September 11th attacks remembered

September 11, 2008 12:00 am

, NEW YORK, September 11 – John McCain and Barack Obama were to observe a truce Thursday in their increasingly bitter White House contest with a joint appearance at Ground Zero on the seventh anniversary of the 9/11 attacks.

Their visit to the site of the former World Trade Centre in Manhattan promised a rare break from hostilities in the frenzied last two months of the presidential race.

"There will be no speeches," Democrat Obama’s spokeswoman Linda Douglass said. "This is going to be a moment when politics are set aside."

Both Obama and his Republican rival McCain were to suspend campaign advertising for the day.

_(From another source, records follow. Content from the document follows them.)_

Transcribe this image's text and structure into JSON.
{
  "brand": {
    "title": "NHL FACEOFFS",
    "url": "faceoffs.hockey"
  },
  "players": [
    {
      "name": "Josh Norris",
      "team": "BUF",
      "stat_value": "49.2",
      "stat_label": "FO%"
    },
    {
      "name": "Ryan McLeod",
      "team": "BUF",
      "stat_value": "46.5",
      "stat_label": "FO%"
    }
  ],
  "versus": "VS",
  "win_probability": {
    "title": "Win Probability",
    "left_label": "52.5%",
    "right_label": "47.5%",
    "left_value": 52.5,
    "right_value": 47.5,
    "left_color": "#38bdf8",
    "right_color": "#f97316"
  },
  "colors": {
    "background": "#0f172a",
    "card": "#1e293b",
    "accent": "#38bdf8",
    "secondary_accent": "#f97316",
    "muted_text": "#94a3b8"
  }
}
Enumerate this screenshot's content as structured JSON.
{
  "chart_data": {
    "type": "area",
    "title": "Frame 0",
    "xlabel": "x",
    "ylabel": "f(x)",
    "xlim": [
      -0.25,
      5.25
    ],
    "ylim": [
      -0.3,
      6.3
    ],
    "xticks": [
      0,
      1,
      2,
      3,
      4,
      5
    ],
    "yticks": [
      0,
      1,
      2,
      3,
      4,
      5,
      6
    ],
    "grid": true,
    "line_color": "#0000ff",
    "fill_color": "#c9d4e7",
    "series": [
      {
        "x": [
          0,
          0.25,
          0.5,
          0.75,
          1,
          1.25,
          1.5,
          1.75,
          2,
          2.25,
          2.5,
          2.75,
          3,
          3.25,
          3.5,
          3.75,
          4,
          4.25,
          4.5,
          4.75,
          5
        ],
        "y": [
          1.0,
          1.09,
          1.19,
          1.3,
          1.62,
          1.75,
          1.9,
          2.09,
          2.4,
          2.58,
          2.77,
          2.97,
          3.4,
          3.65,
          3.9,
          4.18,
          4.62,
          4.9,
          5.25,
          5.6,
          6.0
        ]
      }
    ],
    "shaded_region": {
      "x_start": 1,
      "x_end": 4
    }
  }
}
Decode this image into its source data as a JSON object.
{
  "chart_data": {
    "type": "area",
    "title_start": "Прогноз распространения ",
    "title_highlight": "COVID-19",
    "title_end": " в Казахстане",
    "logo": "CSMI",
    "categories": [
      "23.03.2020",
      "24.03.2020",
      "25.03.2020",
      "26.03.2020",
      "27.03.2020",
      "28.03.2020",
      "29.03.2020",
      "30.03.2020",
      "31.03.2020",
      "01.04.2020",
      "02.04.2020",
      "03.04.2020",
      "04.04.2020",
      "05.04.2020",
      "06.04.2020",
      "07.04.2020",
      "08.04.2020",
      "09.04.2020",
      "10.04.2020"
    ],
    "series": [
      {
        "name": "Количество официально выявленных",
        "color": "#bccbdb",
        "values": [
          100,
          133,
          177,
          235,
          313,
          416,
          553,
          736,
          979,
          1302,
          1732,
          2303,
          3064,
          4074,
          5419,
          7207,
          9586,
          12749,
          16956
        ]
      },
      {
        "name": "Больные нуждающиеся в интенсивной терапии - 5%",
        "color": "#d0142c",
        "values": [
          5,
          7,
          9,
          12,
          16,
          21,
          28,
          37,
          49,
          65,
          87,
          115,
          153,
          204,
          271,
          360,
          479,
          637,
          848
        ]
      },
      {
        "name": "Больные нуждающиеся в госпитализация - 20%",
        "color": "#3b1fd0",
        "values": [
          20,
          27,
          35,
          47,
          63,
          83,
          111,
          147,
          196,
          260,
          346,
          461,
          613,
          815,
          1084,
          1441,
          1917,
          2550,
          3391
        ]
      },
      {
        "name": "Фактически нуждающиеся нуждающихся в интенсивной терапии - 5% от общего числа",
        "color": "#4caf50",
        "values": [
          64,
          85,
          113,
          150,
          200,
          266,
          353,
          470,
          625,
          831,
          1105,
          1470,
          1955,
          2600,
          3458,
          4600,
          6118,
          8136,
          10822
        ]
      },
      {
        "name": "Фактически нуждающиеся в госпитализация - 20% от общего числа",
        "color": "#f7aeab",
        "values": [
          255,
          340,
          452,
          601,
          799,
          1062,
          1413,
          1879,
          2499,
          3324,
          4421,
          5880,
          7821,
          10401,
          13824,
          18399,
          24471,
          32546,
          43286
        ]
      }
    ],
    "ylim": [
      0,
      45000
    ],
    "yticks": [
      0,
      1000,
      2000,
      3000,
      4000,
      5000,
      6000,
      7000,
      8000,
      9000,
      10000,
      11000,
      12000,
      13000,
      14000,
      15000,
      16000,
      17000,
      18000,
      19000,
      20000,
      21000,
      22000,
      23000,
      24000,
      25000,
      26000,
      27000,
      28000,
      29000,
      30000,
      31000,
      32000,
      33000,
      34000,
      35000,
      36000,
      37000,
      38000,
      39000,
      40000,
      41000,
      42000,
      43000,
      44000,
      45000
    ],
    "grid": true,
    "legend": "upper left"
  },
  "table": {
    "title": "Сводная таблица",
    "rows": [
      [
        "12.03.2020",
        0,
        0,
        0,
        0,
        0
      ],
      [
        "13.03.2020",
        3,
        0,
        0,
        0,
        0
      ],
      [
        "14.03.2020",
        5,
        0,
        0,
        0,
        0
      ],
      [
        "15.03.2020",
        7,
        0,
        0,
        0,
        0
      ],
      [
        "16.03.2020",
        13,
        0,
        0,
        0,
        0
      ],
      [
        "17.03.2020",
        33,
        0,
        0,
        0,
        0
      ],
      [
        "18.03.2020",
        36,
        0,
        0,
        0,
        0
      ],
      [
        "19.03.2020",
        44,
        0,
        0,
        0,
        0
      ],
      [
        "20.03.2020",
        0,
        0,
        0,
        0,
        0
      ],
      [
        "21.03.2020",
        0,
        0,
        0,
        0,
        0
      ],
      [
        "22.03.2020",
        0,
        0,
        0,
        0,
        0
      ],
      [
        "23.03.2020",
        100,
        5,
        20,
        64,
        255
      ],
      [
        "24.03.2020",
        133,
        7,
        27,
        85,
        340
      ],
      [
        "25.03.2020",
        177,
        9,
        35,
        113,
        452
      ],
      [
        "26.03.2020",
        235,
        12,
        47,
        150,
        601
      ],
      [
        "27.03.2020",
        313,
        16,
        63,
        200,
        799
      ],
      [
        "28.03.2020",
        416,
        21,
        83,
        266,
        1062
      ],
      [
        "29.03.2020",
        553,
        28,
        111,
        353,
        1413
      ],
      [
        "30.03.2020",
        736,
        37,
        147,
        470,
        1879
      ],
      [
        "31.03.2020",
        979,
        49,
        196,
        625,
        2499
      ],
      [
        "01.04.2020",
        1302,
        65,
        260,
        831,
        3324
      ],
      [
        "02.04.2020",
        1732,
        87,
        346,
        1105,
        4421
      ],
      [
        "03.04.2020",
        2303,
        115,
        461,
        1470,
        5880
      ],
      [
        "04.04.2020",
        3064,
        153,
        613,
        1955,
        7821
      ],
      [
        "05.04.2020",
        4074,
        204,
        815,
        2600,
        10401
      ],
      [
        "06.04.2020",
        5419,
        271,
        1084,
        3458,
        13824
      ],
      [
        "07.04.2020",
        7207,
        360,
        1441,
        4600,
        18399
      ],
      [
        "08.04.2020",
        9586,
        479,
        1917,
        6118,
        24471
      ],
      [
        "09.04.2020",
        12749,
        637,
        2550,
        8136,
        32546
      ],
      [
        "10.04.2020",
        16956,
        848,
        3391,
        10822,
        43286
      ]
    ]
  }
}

Heavy security was in place well ahead, with streets near Ground Zero closed and buses re-routed before ceremonies starting at 8:40 am (1240 GMT).

Two separate minutes of silence were to mark the moments when the two hijacked airliners struck on September 11, 2001, destroying each of the Twin Towers and killing some 3,000 people, at 8:46 am and at 9:03 am.

Ceremonies included additional minutes of silence commemorating the collapse of each tower, as well as the traditional reading out of all victims’ names.

McCain and Obama, expected by staff to be arriving later in the day, after the official ceremonies, have promised to bury the hatchet in honor of the anniversary.

Over the last week the White House contest has degenerated into name-calling, climaxing with the row over Obama’s branding of the Republican campaign of McCain and running mate Sarah Palin as "lipstick on a pig."

But Obama set the tone for the Ground Zero event, saying Wednesday that 9/11 showed "that here in America, we all have a stake in each other; I am my brother’s keeper, I am my sister’s keeper; and we rise and fall as one nation."

Although they will want to avoid any semblance of politicking at Ground Zero itself, temperatures could rise later in the day when the two candidates participate in a televised forum at 8:00 pm (0000 GMT Friday).

The forum, organized by a coalition of civic groups named ServiceNation, is not a debate and the two rivals will appear separately, with Obama going second, a line-up his aides said was decided by the flick of a coin.

Douglass said her boss might use the occasion to respond "to the Republicans’ mocking of his own youthful commitment to community service."

However analysts think the antagonists will be on best behaviour.

"The campaign’s likely to get pretty nasty, but tomorrow they’ll want to be above the battle," said John Mueller, a politics professor at Ohio State University. "Bashing the opponent is bad politics at that moment."

The 9/11 attacks remain a deeply emotional issue in the United States, even if polls show that pocketbook concerns, particularly the parlous state of the housing market, now top terrorism fears.

Because of continued delays in erecting the World Trade Centre’s replacement and a memorial, the memory of the attacks remain literally an open wound.

On the eve of the anniversary, New York Mayor Michael Bloomberg lambasted bureaucratic hurdles for what he said was "frustratingly slow" progress in redeveloping the site.

Sally Regenhard, whose fireman son was killed seven years ago during the deadly rescue mission, hopes the candidates’ presence will renew focus on what she says are the unlearned lessons of 9/11.

"I’d like to hear them say they’re going to get more involved regarding the need to protect our cities from all types of chemical and biological and radiological attacks," she told AFP.

"I want them to get involved with legislation to create a national standard for emergency response after attacks, hurricanes, whatever the emergency."

But don’t expect the bipartisan approach in Manhattan to last long, warned New York University politics professor Steven Brams.

"They’ll obviously want to unify the country, to commemorate this occasion. There’ll be no harsh words exchanged if they meet face to face," Brams said. "But this is just an interlude."